If you’ve been wondering just how much performance Apple left on the table when it chose a dual-core, low-power CPU for its 2018 update to the MacBook Air, wonder no more.
In an apparent goof, someone ran the new MacBook Air on Geekbench 4.3 and then submitted the results to Geekbench’s official browser database.
The results are both as bad as you’d expect, and actually not quite as bad. Although “leaked” numbers are always suspect, this one looks pretty legit. The CPU Apple chose was Intel’s new Amber Lake Core i5-8210Y with Intel HD 617 graphics. It’s basically what was formerly known as “Core M,” and it has a TDP of 7 watts with a base clock of 1.6GHz and boost clock of 3.6GHz.
For kicks, we ran Geekbench 4.3 on a Dell XPS 13 9370 to see how a typical PC laptop would compare to the 2018 MacBook Air. First up is the high-level view of multi-core performance, which won’t shock anyone: It’s a blowout.
What you’re seeing is an overall score by Geekbench, which runs about two dozen performance loops in different areas such as Ray Tracing, Gaussian Blur and PDF Rendering.
The Dell XPS 13 9370’s score with its Core i5-8250U is about 70 percent faster than the leaked 2018 MacBook Air’s score. Let’s say that again: 70 percent faster.
Before Mac fans cry foul, note that the Dell XPS 13 we tested has 8GB of RAM, a 256GB SSD, a 13.3-inch 1920×1080 IPS screen and quad-core Core i5-8250U, and weighs about 2.7 pounds. Today, it costs $1,077.
We don’t know which 2018 MacBook Air was used for the leaked result, but the base version has 8GB of RAM, a 128GB SSD, a 13.3-inch 2560×1600 screen, dual-core Core i5-8210Y, and weighs about 2.7 pounds. Today (on preorder), it costs $1,199.
So yeah, on price, the Dell XPS 13 is actually cheaper and has a larger SSD.
Just accept it: PC is faster than Mac
So just accept it, Mac fans: A quad-core Intel CPU is going to be faster than a dual-core Intel CPU in multi-core performance. Nothing you can say will make that change. End of story.
Where this gets really interesting is in single-core performance. Intel’s new Amber Lake low-power chips actually tout fairly high clock speeds compared to previous low-power designs. in fact, the Turbo Boost of the dual-core Core i5 is 3.6GHz, vs. the quad-core Core i5’s 3.4GHz. In theory, that should lead to a performance edge for the 2018 MacBook Air.

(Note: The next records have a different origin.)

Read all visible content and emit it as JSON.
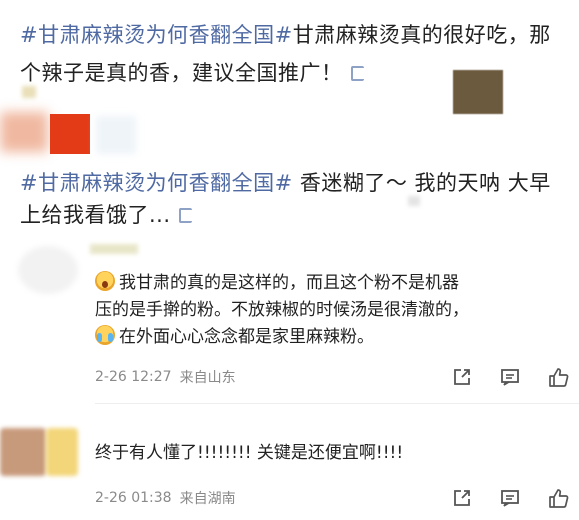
{
  "post1": {
    "tag": "#甘肃麻辣烫为何香翻全国#",
    "text_line1": "甘肃麻辣烫真的很好吃，那",
    "text_line2": "个辣子是真的香，建议全国推广！"
  },
  "post2": {
    "tag": "#甘肃麻辣烫为何香翻全国#",
    "text_line1": " 香迷糊了～ 我的天呐 大早",
    "text_line2": "上给我看饿了..."
  },
  "comments": [
    {
      "lines": [
        "我甘肃的真的是这样的，而且这个粉不是机器",
        "压的是手擀的粉。不放辣椒的时候汤是很清澈的，",
        "在外面心心念念都是家里麻辣粉。"
      ],
      "time": "2-26 12:27",
      "location": "来自山东"
    },
    {
      "lines": [
        "终于有人懂了!!!!!!!! 关键是还便宜啊!!!!"
      ],
      "time": "2-26 01:38",
      "location": "来自湖南"
    }
  ],
  "icons": [
    "link-icon",
    "share-icon",
    "comment-icon",
    "like-icon",
    "surprised-emoji-icon",
    "crying-emoji-icon"
  ],
  "colors": {
    "topic": "#4f6aa3",
    "meta": "#8a8a8a"
  }
}
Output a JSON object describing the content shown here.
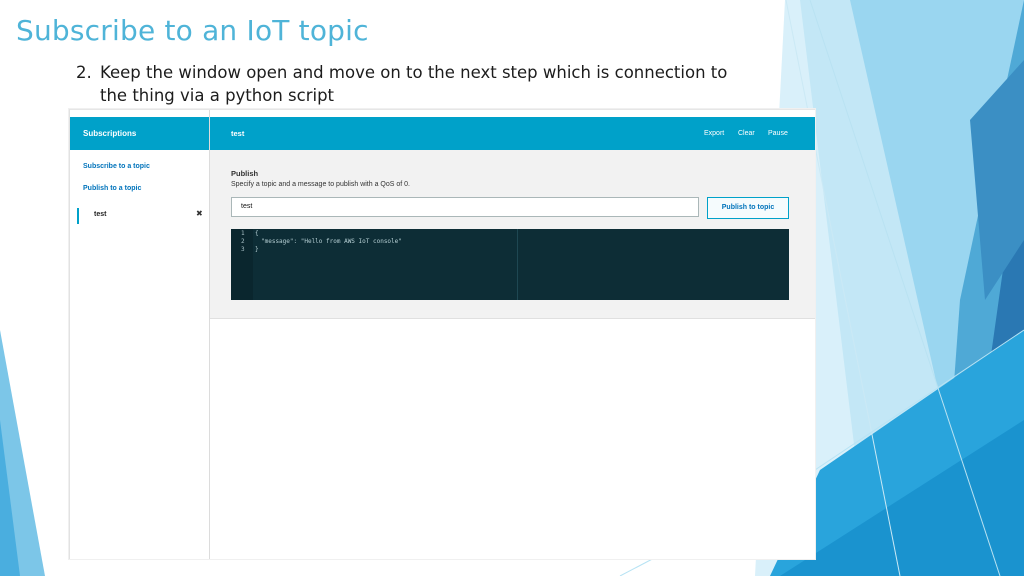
{
  "slide": {
    "title": "Subscribe to an IoT topic",
    "step_number": "2.",
    "step_line1": "Keep the window open and move on to the next step which is connection to",
    "step_line2": "the thing via a python script"
  },
  "sidebar": {
    "header": "Subscriptions",
    "subscribe_link": "Subscribe to a topic",
    "publish_link": "Publish to a topic",
    "subscription": {
      "topic": "test",
      "close_glyph": "✖"
    }
  },
  "main": {
    "header": {
      "topic": "test",
      "actions": {
        "export": "Export",
        "clear": "Clear",
        "pause": "Pause"
      }
    },
    "publish": {
      "title": "Publish",
      "description": "Specify a topic and a message to publish with a QoS of 0.",
      "topic_value": "test",
      "button_label": "Publish to topic",
      "editor": {
        "line_numbers": [
          "1",
          "2",
          "3"
        ],
        "lines": [
          "{",
          "\"message\": \"Hello from AWS IoT console\"",
          "}"
        ]
      }
    }
  },
  "colors": {
    "accent": "#00a1c9",
    "link": "#0073bb",
    "title": "#4fb4d8",
    "editor_bg": "#0d2d36"
  }
}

The leaked results seem to bear that out. With about a 5-percent clock advantage in single-threaded performance, the leaked Geekbench scores put the $1,200 MacBook Air 13 at about 5 percent faster than the $1,077 XPS 13. That all makes sense and honestly, we can accept the above performance without arguing about it.
However, when we looked at the subscores for Geekbench, some of the performance scores of the XPS 13 were quite a bit higher than the leaked scores of the MacBook Air. On other scores where the MacBook Air was faster, it didn’t seem to match the fairly minor clock speed differences between the laptops.
For example, the AES cryptography performance is far higher on the XPS 13 than the MacBook Air. Meanwhile in Geekbench’s PDF rendering test, the 2018 MacBook Air’s score is far higher than expected given the minimal differences between the CPUs. We don’t know whether these differences trace back to their respective operating systems, variations in benchmark implementation cache size, or some significant change between Amber Lake and Kaby Lake R.
For now, we’ll accept that the leaked numbers indicates a laptop that costs more and has half the SSD capacity is slightly faster in single-core performance but much, much slower in multi-core performance.